Opinión

A RAJATABLA

<P>A RAJATABLA</P>

Desde hace más de veinte años para esta fecha uso A Rajatabla como campanada para anunciar la llegada al lar de miles de  dominicanos  ausentes que vienen para  disfrutar de Navidad y Año Nuevo junto a sus  familiares  y cuya presencia en  ciudades y campos imprime a la celebración un toque especial de  alegría y colorido.

Esta es una de las columnas  que escribo con mayor complacencia porque procuro motivar a quienes  pernoctamos en esta tierra insular a recibir  al ausente  como héroe y prohijarle todo tipo de atención y aprecio, porque ese compatriota que trabaja duro durante todo el año en estados Unidos, Europa o en cualquier parte del mundo, nunca se olvida de nosotros ni de su país.

Sin nunca haber ostentado la condición de inmigrante, he llegado a aquilatar lo mucho que se  sufre allende los mares, lejos de lo suyo, en ambientes muy distintos y ajenos a nuestra idiosincrasia, donde  se debe enfrentar formas cruentas de discriminación, áspero clima, limitación del idioma, entre otros padecimientos.

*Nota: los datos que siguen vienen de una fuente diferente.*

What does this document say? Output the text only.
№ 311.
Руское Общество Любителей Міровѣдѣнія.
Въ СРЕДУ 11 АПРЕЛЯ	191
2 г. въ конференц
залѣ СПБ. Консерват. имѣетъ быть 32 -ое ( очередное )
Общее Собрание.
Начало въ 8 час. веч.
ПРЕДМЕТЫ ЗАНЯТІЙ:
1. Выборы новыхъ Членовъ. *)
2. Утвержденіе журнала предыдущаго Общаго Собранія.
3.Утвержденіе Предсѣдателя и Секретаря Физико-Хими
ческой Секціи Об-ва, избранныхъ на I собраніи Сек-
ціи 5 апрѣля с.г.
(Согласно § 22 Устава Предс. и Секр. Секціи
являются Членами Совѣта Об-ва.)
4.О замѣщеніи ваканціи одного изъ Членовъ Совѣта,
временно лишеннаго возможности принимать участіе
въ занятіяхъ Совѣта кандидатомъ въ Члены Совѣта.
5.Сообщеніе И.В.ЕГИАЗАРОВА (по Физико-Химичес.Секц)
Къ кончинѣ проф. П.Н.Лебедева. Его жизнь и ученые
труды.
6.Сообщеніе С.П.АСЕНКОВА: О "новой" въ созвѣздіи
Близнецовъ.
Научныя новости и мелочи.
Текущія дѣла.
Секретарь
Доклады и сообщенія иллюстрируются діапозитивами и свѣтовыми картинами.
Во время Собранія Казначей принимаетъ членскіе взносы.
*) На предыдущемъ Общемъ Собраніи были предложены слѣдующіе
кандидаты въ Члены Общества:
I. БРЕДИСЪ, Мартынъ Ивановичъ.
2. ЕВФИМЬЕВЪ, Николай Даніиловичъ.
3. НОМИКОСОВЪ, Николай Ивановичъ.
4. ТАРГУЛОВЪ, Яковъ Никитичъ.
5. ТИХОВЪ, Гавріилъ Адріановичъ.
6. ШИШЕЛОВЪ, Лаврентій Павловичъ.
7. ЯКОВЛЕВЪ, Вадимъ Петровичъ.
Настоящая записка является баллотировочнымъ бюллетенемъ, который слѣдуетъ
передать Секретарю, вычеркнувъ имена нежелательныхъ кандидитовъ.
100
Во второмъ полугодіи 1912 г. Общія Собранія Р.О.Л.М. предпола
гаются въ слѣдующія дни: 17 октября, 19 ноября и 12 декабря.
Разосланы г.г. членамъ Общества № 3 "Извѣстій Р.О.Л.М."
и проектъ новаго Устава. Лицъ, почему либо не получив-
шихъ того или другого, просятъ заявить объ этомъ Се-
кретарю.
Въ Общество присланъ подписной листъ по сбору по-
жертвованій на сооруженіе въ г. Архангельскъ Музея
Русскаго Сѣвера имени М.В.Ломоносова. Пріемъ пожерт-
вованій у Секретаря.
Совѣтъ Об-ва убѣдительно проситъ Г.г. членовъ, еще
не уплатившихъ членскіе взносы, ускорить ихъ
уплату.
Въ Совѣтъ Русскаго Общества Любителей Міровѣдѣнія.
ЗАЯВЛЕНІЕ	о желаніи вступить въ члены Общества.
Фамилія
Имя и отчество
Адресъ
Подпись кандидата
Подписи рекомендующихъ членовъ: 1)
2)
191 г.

Esa admiración que profeso a la comunidad dominicana en el exterior pudo haber  tenido su origen en los muchos viajes que  he hecho al extranjero, donde  he podido  palpar el  víacrucis de  trabajadoras domésticas discriminadas en España  y de otras muchas en condiciones de semiesclavitud en Francia, Alemania, Bélgica y Holanda.

A esas  dominicanas las mantiene de pie la firme convicción de que un día retornarán  a sus pueblos y volverán a abrazar a sus hijos dentro de una modesta casa que  construyeron con gran sacrificio en el viejo continente, aunque muchas  vuelven del brazo de algún hombre blanco enamorado de su  inagotable belleza caribeña.

He visto compatriotas trabajando como bueyes en Corea del Sur, España, islas del Caribe y ciudades estadounidenses tan distantes como San Francisco, San Luis, Alaska, Honolulú, Las Vegas,  aunque el grueso de nuestra fuerza laboral se distribuye en la zona este de la Unión Americana, como Nueva Inglaterra, Nueva York, Nueva Jersey, Pensilvania y La Florida.

La diáspora dominicana  también se destaca en ámbitos educativo, científico, tecnológico, político, académico,  artístico y literario y son pilares en áreas de negocios como  bodegas y supermercados que controlan en casi un 90%  en los estados del este.

El inmigrante  dominicano jamás olvida a los suyos, razón por la cual repatria más de tres mil millones de dólares al año, recursos que se distribuyen como buen pan por toda la geografía nacional como garantía de progreso y gobernabilidad.

Es por eso que los criollos que  retornan a casa en esta temporada navideña  como buenos hijos,  auténticos  héroes, portadores de buena nueva,  hay que recibirlos con “una jumbo bien fría”,  al ritmo de merengue o bachata, antes de abrir las maletas, donde habrá regalos para todo el mundo.